I realized then that we had arrived at a fundamental dividing line. I took for granted that the endgame of these ritual humor dinners was to ingratiate oneself to the audience--in this case, the press--and that the speaker should be his own primary target. From what I could tell, this did not come naturally to Bill Clinton. I had the feeling that he couldn't understand why we had handed him pages of self-deprecating jokes to tell to the people who deprecate him for a living. To him, it must have seemed like appeasing Torquemada by placing yourself on the rack until you confess.
This was also the symptom of the political culture shock of going from Little Rock to Washington. Clinton was raised in a political culture where gentle, self-effacing humor was all but unheard of, and political humor dinners featured a much meaner brand of funny. In Arkansas, I was told by people who'd know, humor is a stick that you beat other people up with. Clinton kept in his head a running list of the personal hypocrisies, professional double standards, specific unfair shots, and falsehoods uttered against him. He wanted to recite them all, and if they were expressed in the form of a joke, well, that was fine, too. But left to his own devices, the defining tone of his speech to the Washington press corps would be, "Katy, bar the door!"
A year later, when I helped prepare speeches for Clinton's upcoming appearances at the Radio and Television Correspondents Dinner and the White House Correspondents Dinner, the Whitewater scandal had dominated the newspapers for two weeks. Within the White House, I had by then become something of a humor evangelist, espousing to anyone who would listen a variant of the Twelve Step philosophy: things are only as bad as the stuff you can't joke about. I was eager to play high-stakes humor, and all of my instincts told me that humor's biggest payoff can come at the hour of maximum danger.
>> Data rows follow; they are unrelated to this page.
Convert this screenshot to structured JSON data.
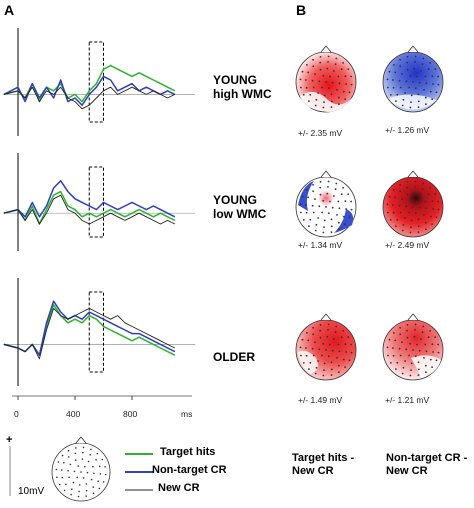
{
  "panels": {
    "a": "A",
    "b": "B"
  },
  "groups": [
    {
      "label_line1": "YOUNG",
      "label_line2": "high WMC",
      "target_map": "+/- 2.35 mV",
      "nontarget_map": "+/- 1.26 mV"
    },
    {
      "label_line1": "YOUNG",
      "label_line2": "low WMC",
      "target_map": "+/- 1.34 mV",
      "nontarget_map": "+/- 2.49 mV"
    },
    {
      "label_line1": "OLDER",
      "label_line2": "",
      "target_map": "+/- 1.49 mV",
      "nontarget_map": "+/- 1.21 mV"
    }
  ],
  "axis": {
    "ticks": [
      "0",
      "400",
      "800"
    ],
    "unit": "ms"
  },
  "scale": {
    "plus": "+",
    "value": "10mV"
  },
  "legend": [
    {
      "label": "Target hits",
      "color": "#2db52d"
    },
    {
      "label": "Non-target CR",
      "color": "#2f3fbf"
    },
    {
      "label": "New CR",
      "color": "#222222"
    }
  ],
  "columns": {
    "left_line1": "Target hits -",
    "left_line2": "New CR",
    "right_line1": "Non-target CR -",
    "right_line2": "New CR"
  },
  "chart_data": [
    {
      "type": "line",
      "group": "YOUNG high WMC",
      "x": [
        -100,
        0,
        50,
        100,
        150,
        200,
        250,
        300,
        350,
        400,
        450,
        500,
        550,
        600,
        650,
        700,
        750,
        800,
        850,
        900,
        950,
        1000,
        1050,
        1100
      ],
      "series": [
        {
          "name": "Target hits",
          "values": [
            0,
            1,
            -1,
            3,
            -2,
            2,
            1,
            3,
            -1,
            0,
            -2,
            1,
            3,
            7,
            8,
            7,
            6,
            5,
            6,
            5,
            4,
            3,
            2,
            1
          ]
        },
        {
          "name": "Non-target CR",
          "values": [
            0,
            2,
            -2,
            3,
            -1,
            2,
            -1,
            4,
            -2,
            -1,
            -3,
            0,
            2,
            5,
            4,
            1,
            2,
            3,
            1,
            2,
            1,
            0,
            1,
            0
          ]
        },
        {
          "name": "New CR",
          "values": [
            0,
            1,
            -1,
            2,
            -2,
            1,
            0,
            2,
            -1,
            -2,
            -4,
            -3,
            -1,
            1,
            2,
            0,
            1,
            2,
            1,
            0,
            1,
            0,
            -1,
            0
          ]
        }
      ]
    },
    {
      "type": "line",
      "group": "YOUNG low WMC",
      "x": [
        -100,
        0,
        50,
        100,
        150,
        200,
        250,
        300,
        350,
        400,
        450,
        500,
        550,
        600,
        650,
        700,
        750,
        800,
        850,
        900,
        950,
        1000,
        1050,
        1100
      ],
      "series": [
        {
          "name": "Target hits",
          "values": [
            0,
            1,
            -2,
            2,
            -3,
            1,
            5,
            6,
            2,
            1,
            -1,
            0,
            -1,
            0,
            1,
            0,
            -1,
            0,
            1,
            0,
            -1,
            0,
            -1,
            -2
          ]
        },
        {
          "name": "Non-target CR",
          "values": [
            0,
            1,
            -1,
            3,
            -1,
            2,
            7,
            9,
            6,
            4,
            3,
            2,
            1,
            3,
            2,
            1,
            2,
            3,
            2,
            1,
            2,
            1,
            0,
            -1
          ]
        },
        {
          "name": "New CR",
          "values": [
            0,
            1,
            -2,
            1,
            -3,
            0,
            4,
            5,
            1,
            0,
            -2,
            -3,
            -2,
            -1,
            0,
            -1,
            -2,
            -1,
            0,
            -1,
            -2,
            -3,
            -2,
            -3
          ]
        }
      ]
    },
    {
      "type": "line",
      "group": "OLDER",
      "x": [
        -100,
        0,
        50,
        100,
        150,
        200,
        250,
        300,
        350,
        400,
        450,
        500,
        550,
        600,
        650,
        700,
        750,
        800,
        850,
        900,
        950,
        1000,
        1050,
        1100
      ],
      "series": [
        {
          "name": "Target hits",
          "values": [
            0,
            -1,
            -2,
            0,
            -3,
            5,
            11,
            8,
            6,
            7,
            6,
            8,
            7,
            5,
            4,
            3,
            2,
            1,
            2,
            1,
            0,
            -1,
            -2,
            -3
          ]
        },
        {
          "name": "Non-target CR",
          "values": [
            0,
            -1,
            -2,
            0,
            -3,
            6,
            12,
            9,
            7,
            8,
            7,
            9,
            8,
            7,
            6,
            5,
            4,
            3,
            3,
            2,
            1,
            0,
            -1,
            -2
          ]
        },
        {
          "name": "New CR",
          "values": [
            0,
            -1,
            -2,
            0,
            -4,
            4,
            10,
            8,
            7,
            8,
            9,
            10,
            9,
            8,
            7,
            8,
            6,
            5,
            4,
            3,
            2,
            1,
            0,
            -1
          ]
        }
      ]
    }
  ]
}
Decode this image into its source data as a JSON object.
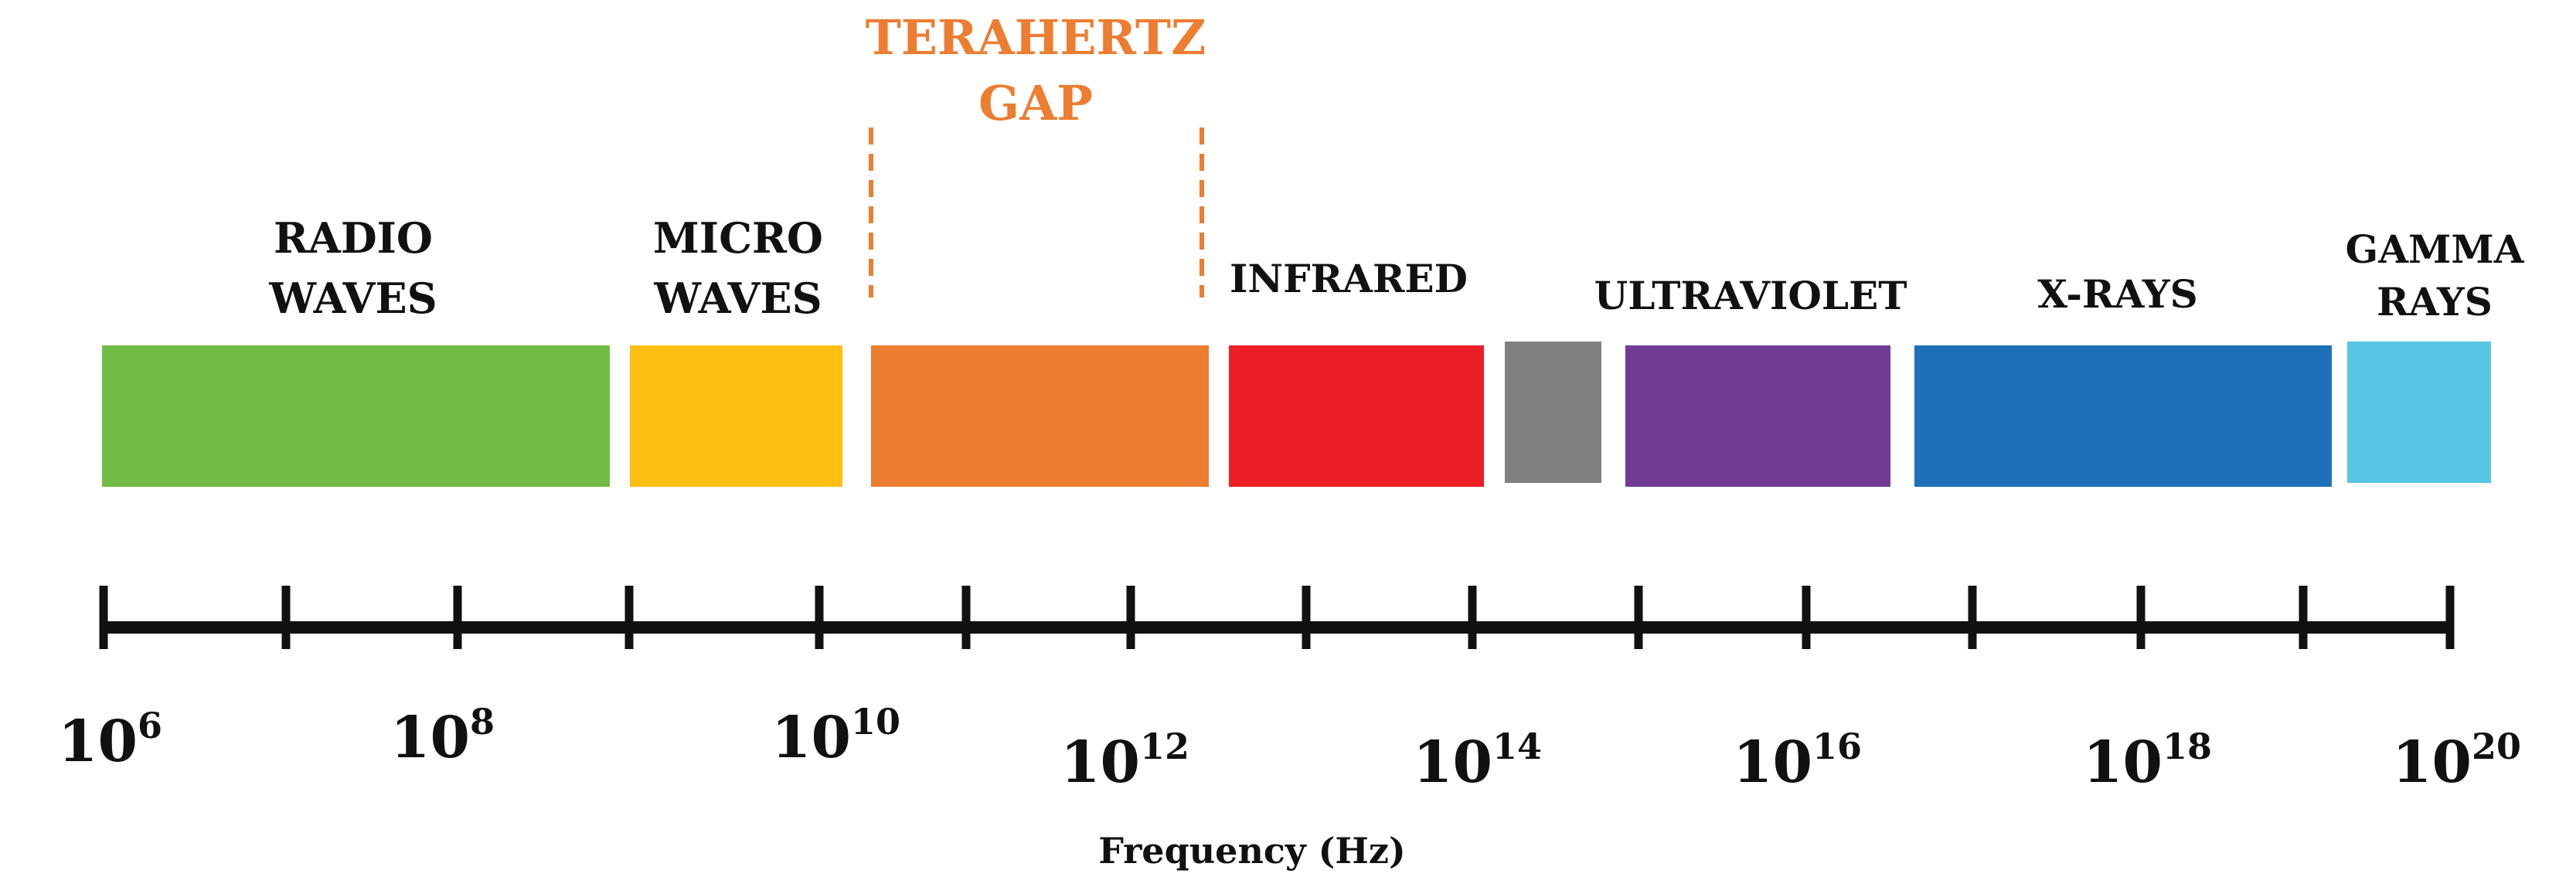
{
  "colors": {
    "radio": "#71bd44",
    "micro": "#fdbf12",
    "terahertz": "#ed7d31",
    "infrared": "#ec1f26",
    "visible": "#808080",
    "ultraviolet": "#703b95",
    "xray": "#1e70b8",
    "gamma": "#57c6e4",
    "axis": "#111111",
    "gap_label": "#ed7d31"
  },
  "gap_label": {
    "line1": "TERAHERTZ",
    "line2": "GAP"
  },
  "bands": {
    "radio": {
      "line1": "RADIO",
      "line2": "WAVES"
    },
    "micro": {
      "line1": "MICRO",
      "line2": "WAVES"
    },
    "infrared": {
      "line1": "INFRARED"
    },
    "ultraviolet": {
      "line1": "ULTRAVIOLET"
    },
    "xray": {
      "line1": "X-RAYS"
    },
    "gamma": {
      "line1": "GAMMA",
      "line2": "RAYS"
    }
  },
  "axis": {
    "title": "Frequency (Hz)",
    "base": "10",
    "exponents": [
      "6",
      "8",
      "10",
      "12",
      "14",
      "16",
      "18",
      "20"
    ]
  }
}
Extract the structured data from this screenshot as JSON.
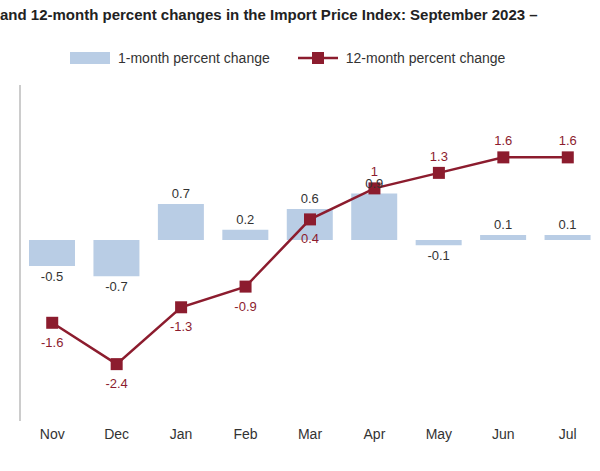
{
  "chart_data": {
    "type": "bar",
    "title": "and 12-month percent changes in the Import Price Index: September 2023 –",
    "categories": [
      "Nov",
      "Dec",
      "Jan",
      "Feb",
      "Mar",
      "Apr",
      "May",
      "Jun",
      "Jul"
    ],
    "series": [
      {
        "name": "1-month percent change",
        "type": "bar",
        "color": "#b9cde5",
        "values": [
          -0.5,
          -0.7,
          0.7,
          0.2,
          0.6,
          0.9,
          -0.1,
          0.1,
          0.1
        ]
      },
      {
        "name": "12-month percent change",
        "type": "line",
        "color": "#8c1c2e",
        "marker": "square",
        "values": [
          -1.6,
          -2.4,
          -1.3,
          -0.9,
          0.4,
          1.0,
          1.3,
          1.6,
          1.6
        ]
      }
    ],
    "ylim": [
      -3.5,
      3
    ],
    "grid": false,
    "data_labels": true,
    "tick_labels": "x"
  }
}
Maybe on the long list of reasons why Whitewater was not Watergate was that this guy, the president, could stand up in front of three thousand rabid reporters and show the courage to laugh at the very idea.
The night before the speech, we sent a draft to the president; the night after that, a tuxedo-clad Bill Clinton took the podium to address the same Washington journalists who had recently made "Whitewater" a household word and opened with a geographic version of a time-honored line: "I am delighted to be here tonight. And if you believe that, I have some land in northwest Arkansas I'd like to sell you."